Two weeks before the general election in May 2010, at least 12 soldiers established a base at Gueday elementary school in Besao municipality. The troops occupied a building used as a storage room for the school. The school has 54 students in grades 1 to 4, and four female teachers.
A local official told Human Rights Watch, “We told the children not to enter [the building] because the soldiers had arms everywhere.” However, local residents said that the soldiers allowed some students to enter their quarters, where they sometimes fed the children and watched movies with them. “Children enjoy watching these bang-bang-bang movies,” one resident said.

The soldiers asked children to run errands for them, such as to buy food. The school received a complaint from one parent that a soldier had allegedly threatened to shoot a child during a dispute over whether the child had returned the correct change after a food purchase. The military denied the incident to the school.

The soldiers did some sweeping around the school, led morning exercises for the children, and cut some of the students’ hair.
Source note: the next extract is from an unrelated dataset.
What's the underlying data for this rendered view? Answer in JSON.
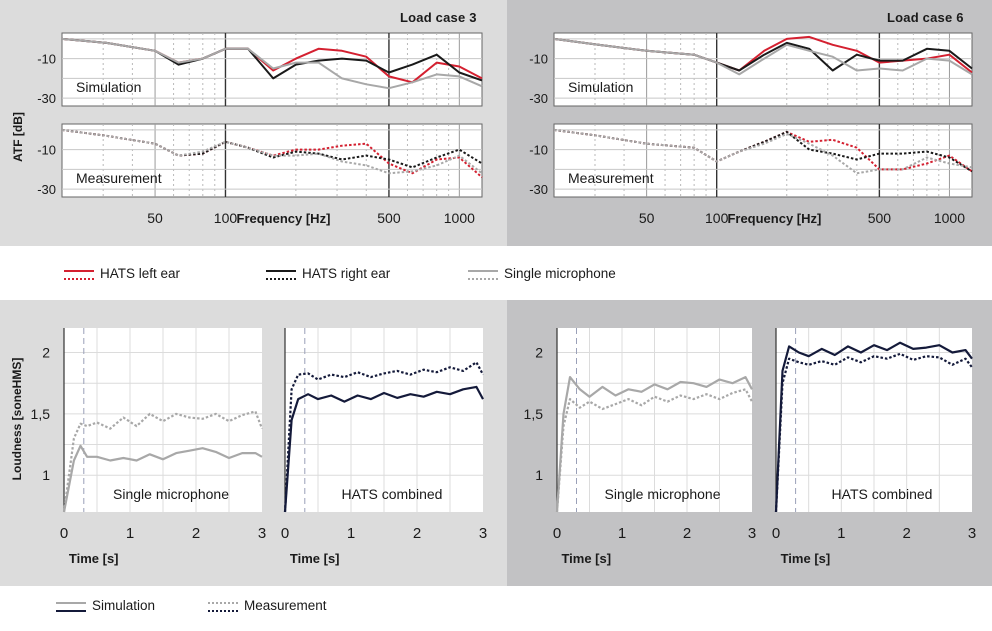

They also installed a basketball hoop near the local hall.

The soldiers stayed at the school for approximately three months, then moved to the local hall. The move was in response to parents’ concerns that the presence of the soldiers in the school could endanger children by making it a target for attack by the New People’s Army, and  that the soldiers were distracting students from their studies.

After the troops moved into the hall, children in the neighboring daycare center were moved into the local church. A resident explained to Human Rights Watch, “We were thinking about the children’s safety. Children might enter the [town] hall and there were guns there so it is for their safety.”
The troops left the village in August 2010.

Principals and teachers at the other schools Human Rights Watch visited requested that their schools not be publicly named, out of either security concerns or fear of negative repercussions.